Über die Gewinnverwendung wird von der Hauptversammlung beschlossen. Sie hat die Möglichkeit, den Gewinn als Dividende auszuzahlen und/oder einen Gewinnvortrag zu bilden. Vereinfacht berechnet sich dies wie folgt:

Bruttogewinn
=Erträge - Aufwendungen
-Tantiemen für Vorstand und Aufsichtsrat
-gewinnabhängige Steuern (Körperschaftsteuer, Gewerbesteuer)
=Jahresüberschuss oder Jahresfehlbetrag
+Gewinnvortrag aus dem letzten Jahr
-Verlustvortrag aus dem letzten Jahr oder
+Entnahmen aus Gewinnrücklagen
-Einstellungen in die gesetzliche Rücklage (falls erforderlich)
-Einstellungen in andere Gewinnrücklagen
=Bilanzgewinn oder Bilanzverlust
-Dividendenausschüttung an Aktionäre
=Gewinn- oder Verlustvortrag für das nächste Jahr

5% des Jahresüberschusses, der um einen etwaigen Verlustvortrag gemindert wird, sind in die gesetzliche Rücklage einzustellen, und zwar so lange, bis gesetzliche Rücklagen und Kapitalrücklagen 10% oder den in der Satzung bestimmten höheren Teil des Grundkapitals erreichen.  Einstellungen in andere Gewinnrücklagen sind bis zur Hälfte des Jahresüberschusses möglich. Der verbleibende Überschuss ist der Bilanzgewinn. Über die Verwendung des Bilanzgewinns entscheidet die Hauptversammlung.
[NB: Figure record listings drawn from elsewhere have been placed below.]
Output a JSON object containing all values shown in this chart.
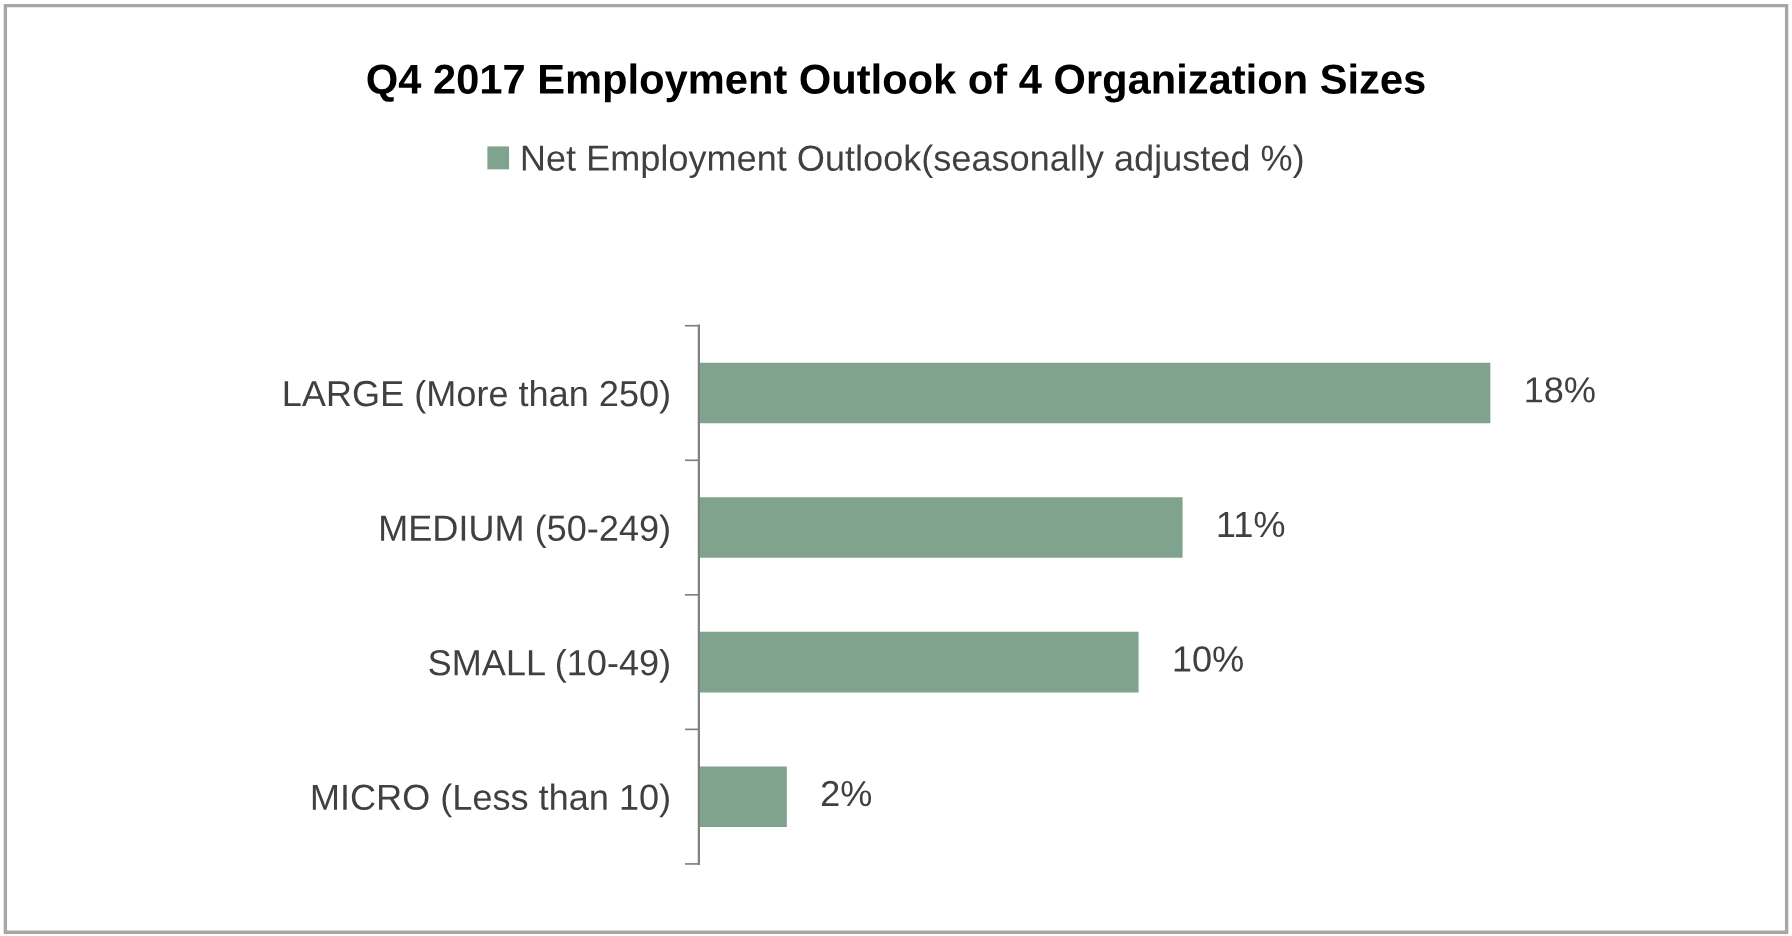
{
  "chart_data": {
    "type": "bar",
    "orientation": "horizontal",
    "title": "Q4 2017 Employment Outlook of 4 Organization Sizes",
    "categories": [
      "LARGE (More than 250)",
      "MEDIUM (50-249)",
      "SMALL (10-49)",
      "MICRO (Less than 10)"
    ],
    "series": [
      {
        "name": "Net Employment Outlook(seasonally adjusted %)",
        "color": "#7fa38c",
        "values": [
          18,
          11,
          10,
          2
        ],
        "value_labels": [
          "18%",
          "11%",
          "10%",
          "2%"
        ]
      }
    ],
    "legend": "top",
    "grid": false,
    "tick_labels": "y"
  }
}
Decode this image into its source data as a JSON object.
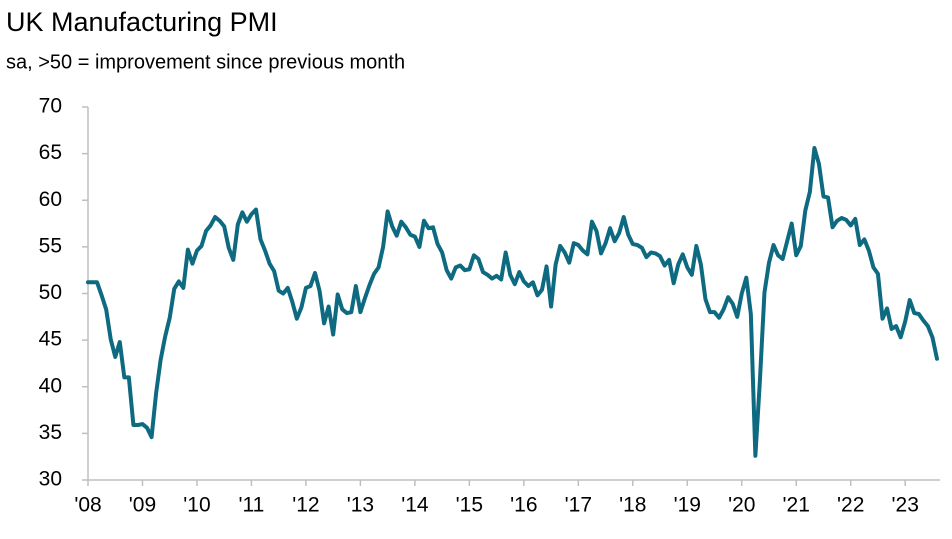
{
  "chart_data": {
    "type": "line",
    "title": "UK Manufacturing PMI",
    "subtitle": "sa, >50 = improvement since previous month",
    "categories": [
      "'08",
      null,
      null,
      null,
      null,
      null,
      null,
      null,
      null,
      null,
      null,
      null,
      "'09",
      null,
      null,
      null,
      null,
      null,
      null,
      null,
      null,
      null,
      null,
      null,
      "'10",
      null,
      null,
      null,
      null,
      null,
      null,
      null,
      null,
      null,
      null,
      null,
      "'11",
      null,
      null,
      null,
      null,
      null,
      null,
      null,
      null,
      null,
      null,
      null,
      "'12",
      null,
      null,
      null,
      null,
      null,
      null,
      null,
      null,
      null,
      null,
      null,
      "'13",
      null,
      null,
      null,
      null,
      null,
      null,
      null,
      null,
      null,
      null,
      null,
      "'14",
      null,
      null,
      null,
      null,
      null,
      null,
      null,
      null,
      null,
      null,
      null,
      "'15",
      null,
      null,
      null,
      null,
      null,
      null,
      null,
      null,
      null,
      null,
      null,
      "'16",
      null,
      null,
      null,
      null,
      null,
      null,
      null,
      null,
      null,
      null,
      null,
      "'17",
      null,
      null,
      null,
      null,
      null,
      null,
      null,
      null,
      null,
      null,
      null,
      "'18",
      null,
      null,
      null,
      null,
      null,
      null,
      null,
      null,
      null,
      null,
      null,
      "'19",
      null,
      null,
      null,
      null,
      null,
      null,
      null,
      null,
      null,
      null,
      null,
      "'20",
      null,
      null,
      null,
      null,
      null,
      null,
      null,
      null,
      null,
      null,
      null,
      "'21",
      null,
      null,
      null,
      null,
      null,
      null,
      null,
      null,
      null,
      null,
      null,
      "'22",
      null,
      null,
      null,
      null,
      null,
      null,
      null,
      null,
      null,
      null,
      null,
      "'23",
      null,
      null,
      null,
      null,
      null,
      null,
      null
    ],
    "values": [
      51.2,
      51.2,
      51.2,
      49.8,
      48.3,
      45.1,
      43.2,
      44.8,
      41.0,
      41.0,
      35.9,
      35.9,
      36.0,
      35.6,
      34.6,
      39.3,
      42.9,
      45.4,
      47.4,
      50.5,
      51.3,
      50.6,
      54.7,
      53.2,
      54.6,
      55.1,
      56.7,
      57.3,
      58.2,
      57.8,
      57.2,
      54.9,
      53.6,
      57.4,
      58.7,
      57.7,
      58.5,
      59.0,
      55.8,
      54.6,
      53.2,
      52.4,
      50.3,
      50.0,
      50.6,
      49.1,
      47.3,
      48.5,
      50.6,
      50.8,
      52.2,
      50.3,
      46.8,
      48.6,
      45.6,
      49.9,
      48.3,
      47.9,
      48.0,
      50.8,
      48.0,
      49.5,
      50.9,
      52.1,
      52.8,
      55.0,
      58.8,
      57.2,
      56.2,
      57.7,
      57.1,
      56.3,
      56.1,
      55.0,
      57.8,
      57.0,
      57.1,
      55.3,
      54.4,
      52.5,
      51.6,
      52.8,
      53.0,
      52.5,
      52.6,
      54.1,
      53.7,
      52.3,
      52.0,
      51.6,
      51.9,
      51.5,
      54.4,
      52.0,
      51.0,
      52.3,
      51.3,
      50.8,
      51.2,
      49.8,
      50.4,
      52.9,
      48.6,
      53.1,
      55.1,
      54.4,
      53.3,
      55.4,
      55.2,
      54.6,
      54.2,
      57.7,
      56.7,
      54.3,
      55.4,
      57.0,
      55.6,
      56.5,
      58.2,
      56.3,
      55.3,
      55.2,
      54.9,
      53.9,
      54.4,
      54.3,
      54.0,
      53.0,
      53.6,
      51.1,
      53.1,
      54.2,
      52.8,
      52.0,
      55.1,
      53.1,
      49.4,
      48.0,
      48.0,
      47.4,
      48.3,
      49.6,
      48.9,
      47.5,
      50.0,
      51.7,
      47.8,
      32.6,
      40.7,
      50.1,
      53.3,
      55.2,
      54.1,
      53.7,
      55.6,
      57.5,
      54.1,
      55.1,
      58.9,
      60.9,
      65.6,
      63.9,
      60.4,
      60.3,
      57.1,
      57.8,
      58.1,
      57.9,
      57.3,
      58.0,
      55.2,
      55.8,
      54.6,
      52.8,
      52.1,
      47.3,
      48.4,
      46.2,
      46.5,
      45.3,
      47.0,
      49.3,
      47.9,
      47.8,
      47.1,
      46.5,
      45.3,
      43.0
    ],
    "color": "#0e6a80",
    "ylim": [
      30,
      70
    ],
    "yticks": [
      30,
      35,
      40,
      45,
      50,
      55,
      60,
      65,
      70
    ],
    "grid": false
  }
}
In der Bundesrepublik gibt es mehr als 5.500 Aktiengesellschaften (1999). Die niedrigen Kosten ermöglichen es vielen Leuten, sich am Kapital des Unternehmens zu beteiligen. Eine Wiederveräusserung ist schnell möglich Die Haftung des Kapitalgebers ist auf sein
Aktienkapital beschränkt. Allerdings hat ein einzelner Aktionär in der Regel wenig Einfluss auf die Entscheidungen.